Done as proposed, and since it worked (THANKS A LOT!) I decided to move on to several tests to better understand the behavior.

1) setting "LIBS=-qmkl" leads to error every time. 2) I wasn't aware of icx and icpx options as new compilers (specially because they are one directory level below all the other executables), but since I managed to make both work now I have two options to deal with gamess and see which one is better. Probably the new ones (**xs), because they seem to be more suitable for gpu use. 3) I chose to add the --with-blas="-qmkl" and --with-lapack="-qmkl" since they do not lead me to any errors. 4) Interestingly, "--with-mpi" compiles fine with icc and icpc, however it fails miserably with icx and icpx. 5) The "--force" with intel compiler setvars was unnecessary as long as the setvars is already properly sourced at .bashrc file.
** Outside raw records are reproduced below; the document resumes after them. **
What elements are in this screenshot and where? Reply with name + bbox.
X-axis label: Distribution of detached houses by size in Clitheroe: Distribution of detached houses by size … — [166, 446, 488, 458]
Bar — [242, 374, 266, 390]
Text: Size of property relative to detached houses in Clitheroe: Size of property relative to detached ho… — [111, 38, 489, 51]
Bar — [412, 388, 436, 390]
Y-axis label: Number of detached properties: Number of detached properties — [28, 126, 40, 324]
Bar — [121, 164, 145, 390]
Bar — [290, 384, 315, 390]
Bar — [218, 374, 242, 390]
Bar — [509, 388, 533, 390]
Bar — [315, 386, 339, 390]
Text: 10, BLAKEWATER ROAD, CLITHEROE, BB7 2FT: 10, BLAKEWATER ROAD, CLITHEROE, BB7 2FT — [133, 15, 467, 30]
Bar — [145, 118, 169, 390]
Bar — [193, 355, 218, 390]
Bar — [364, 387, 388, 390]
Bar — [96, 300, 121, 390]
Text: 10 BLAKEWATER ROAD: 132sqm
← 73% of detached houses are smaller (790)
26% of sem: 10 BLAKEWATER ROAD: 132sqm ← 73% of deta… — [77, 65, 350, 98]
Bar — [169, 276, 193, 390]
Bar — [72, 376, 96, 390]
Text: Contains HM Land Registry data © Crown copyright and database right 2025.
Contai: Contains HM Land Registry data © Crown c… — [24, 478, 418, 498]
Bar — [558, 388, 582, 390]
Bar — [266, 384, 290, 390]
I'll now generate two versions ("icc+icpc" and "icx+icpx") of the library and try to link both with gamess. If I either succeed or fail I'll come back to report any issues (or hopefully the benchmarks compared to CPUs).

I also decided, at least at this moment, to follow your suggestion and not to try to force the size of the integers.

Finally, I haven't yet tried again the recipe against the downloaded 5.8.1, but would the need for a git developers version means that there is some issue with the "main" version?

Thanks a lot for all help! :)

jeffhammond commented 1 year ago

Your issues are invariant to recent releases. I merely used the develop branch because that's what I always use.